Questions like this have been asked lots (e.g. here, here, here, ...) and my inability to get what I need from those answers may just be me not understanding what Lucene means by "term" or "termdoc".
I build a Lucene index thus:
var db = new DataClassesDataContext();
var articles = (from article in db.Articles
orderby article.articleID ascending
select article).ToList();
var analyzer = new StandardAnalyzer(Version.LUCENE_30);
using (var writer = new IndexWriter(directory, analyzer, true, IndexWriter.MaxFieldLength.UNLIMITED))
{
foreach (var article in articles)
{
var luceneDocument = new Document();
luceneDocument.Add(new Field("ArticleID", article.articleID.ToString(), Field.Store.YES, Field.Index.NOT_ANALYZED));
luceneDocument.Add(new Field("Title", article.title, Field.Store.YES, Field.Index.ANALYZED, Field.TermVector.YES));
luceneDocument.Add(new Field("Paragraph", article.paragraph, Field.Store.YES, Field.Index.ANALYZED, Field.TermVector.YES));
writer.AddDocument(luceneDocument);
}
Console.WriteLine("Optimizing index.");
writer.Optimize();
}
This works well and I can retrieve any term frequency vector.
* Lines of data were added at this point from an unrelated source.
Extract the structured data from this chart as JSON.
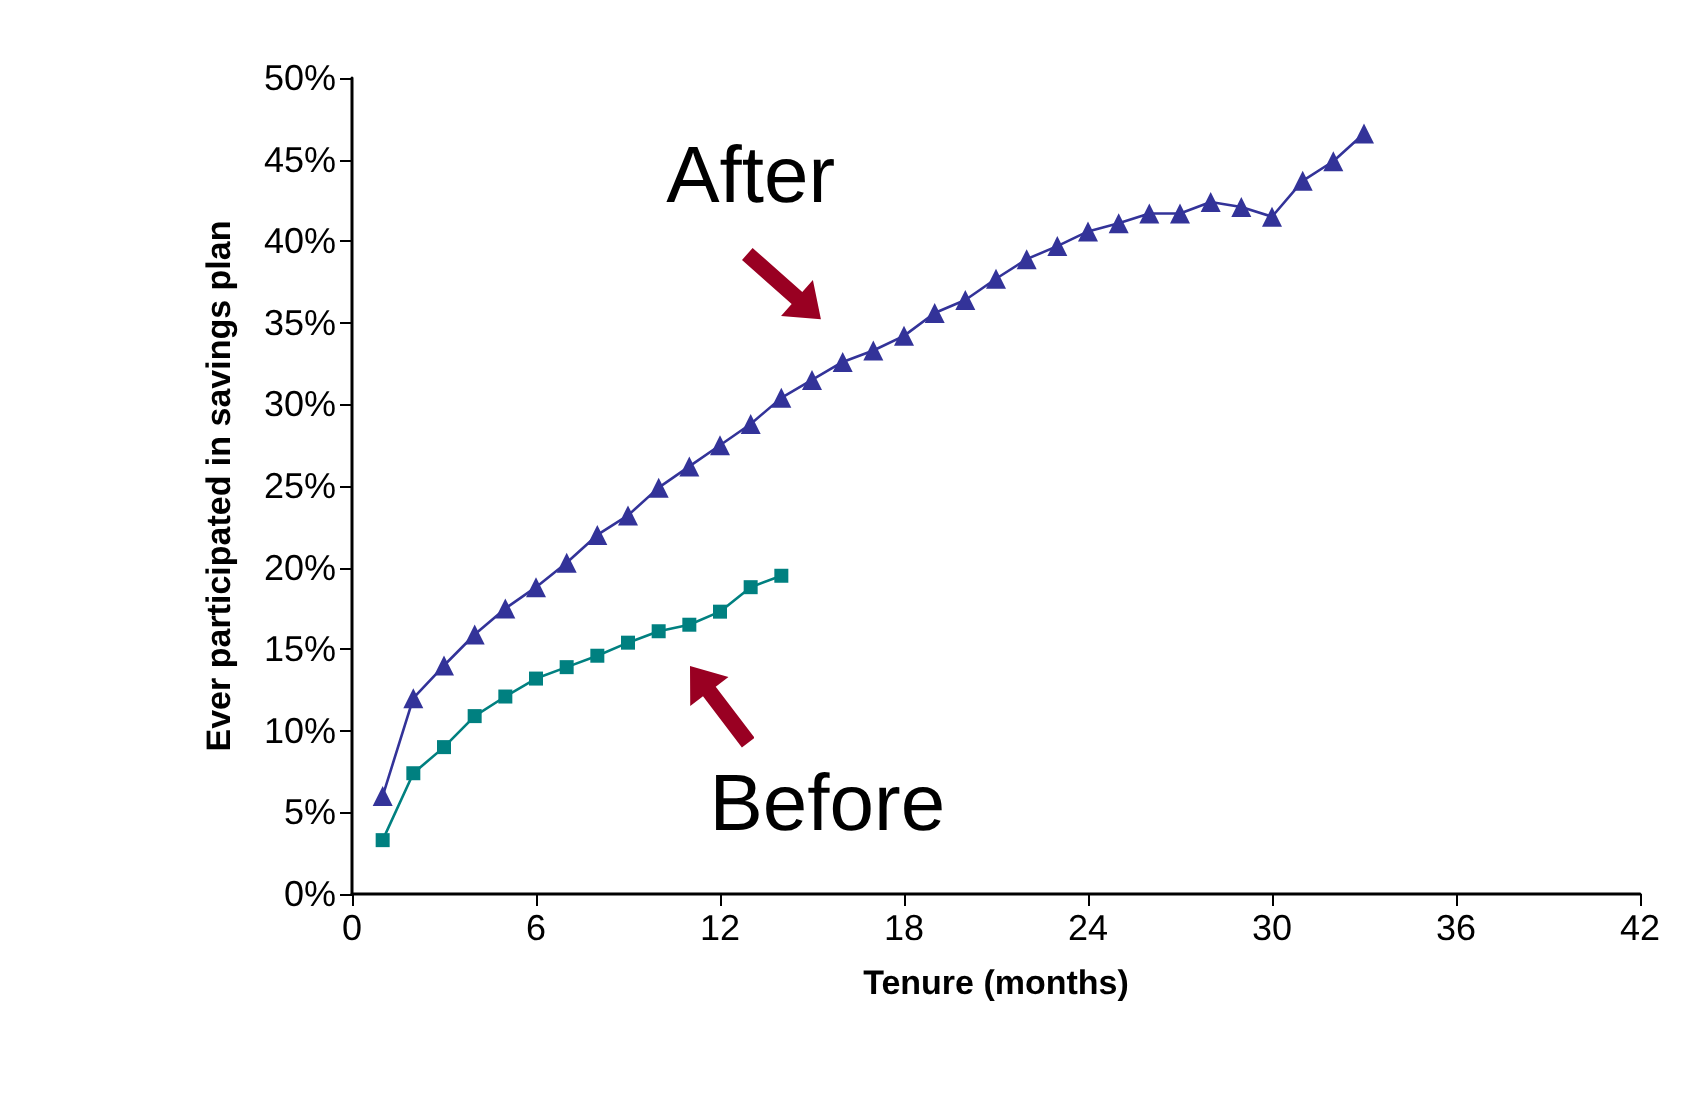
{
  "chart_data": {
    "type": "line",
    "xlabel": "Tenure (months)",
    "ylabel": "Ever participated in savings plan",
    "series": [
      {
        "name": "After",
        "color": "#333399",
        "marker": "triangle",
        "x": [
          1,
          2,
          3,
          4,
          5,
          6,
          7,
          8,
          9,
          10,
          11,
          12,
          13,
          14,
          15,
          16,
          17,
          18,
          19,
          20,
          21,
          22,
          23,
          24,
          25,
          26,
          27,
          28,
          29,
          30,
          31,
          32,
          33
        ],
        "values": [
          6,
          12,
          14,
          15.9,
          17.5,
          18.8,
          20.3,
          22,
          23.2,
          24.9,
          26.2,
          27.5,
          28.8,
          30.4,
          31.5,
          32.6,
          33.3,
          34.2,
          35.6,
          36.4,
          37.7,
          38.9,
          39.7,
          40.6,
          41.1,
          41.7,
          41.7,
          42.4,
          42.1,
          41.5,
          43.7,
          44.9,
          46.6
        ]
      },
      {
        "name": "Before",
        "color": "#008080",
        "marker": "square",
        "x": [
          1,
          2,
          3,
          4,
          5,
          6,
          7,
          8,
          9,
          10,
          11,
          12,
          13,
          14
        ],
        "values": [
          3.3,
          7.4,
          9,
          10.9,
          12.1,
          13.2,
          13.9,
          14.6,
          15.4,
          16.1,
          16.5,
          17.3,
          18.8,
          19.5
        ]
      }
    ],
    "xlim": [
      0,
      42
    ],
    "xticks": [
      0,
      6,
      12,
      18,
      24,
      30,
      36,
      42
    ],
    "ylim": [
      0,
      50
    ],
    "yticks": [
      {
        "value": 0,
        "label": "0%"
      },
      {
        "value": 5,
        "label": "5%"
      },
      {
        "value": 10,
        "label": "10%"
      },
      {
        "value": 15,
        "label": "15%"
      },
      {
        "value": 20,
        "label": "20%"
      },
      {
        "value": 25,
        "label": "25%"
      },
      {
        "value": 30,
        "label": "30%"
      },
      {
        "value": 35,
        "label": "35%"
      },
      {
        "value": 40,
        "label": "40%"
      },
      {
        "value": 45,
        "label": "45%"
      },
      {
        "value": 50,
        "label": "50%"
      }
    ],
    "grid": false,
    "legend": false,
    "line_style": "solid"
  }
}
For example
var titleVector = indexReader.GetTermFreqVector(5001, "Title");
gives the result {Title: doing/1, healthcare/1, right/1}
. But I would like to enumerate the inverted index that maps words (like "doing", "healthcare", and "right") to the id's of the documents whose titles contain each word. I would like to build a CSV file where each row is something like word, ArticleID_1, ArticleID_2, ... , ArticleID_n
What I have so far doesn't work (it spits out all terms):
var terms = indexReader.Terms();
while (terms.Next())
{
Console.WriteLine(terms.Term.Text);
}
How do I get the list of all words that the index is using as terms from the "Title" field in my documents? I.e. how do I restrict that last code snippet to Title field terms only?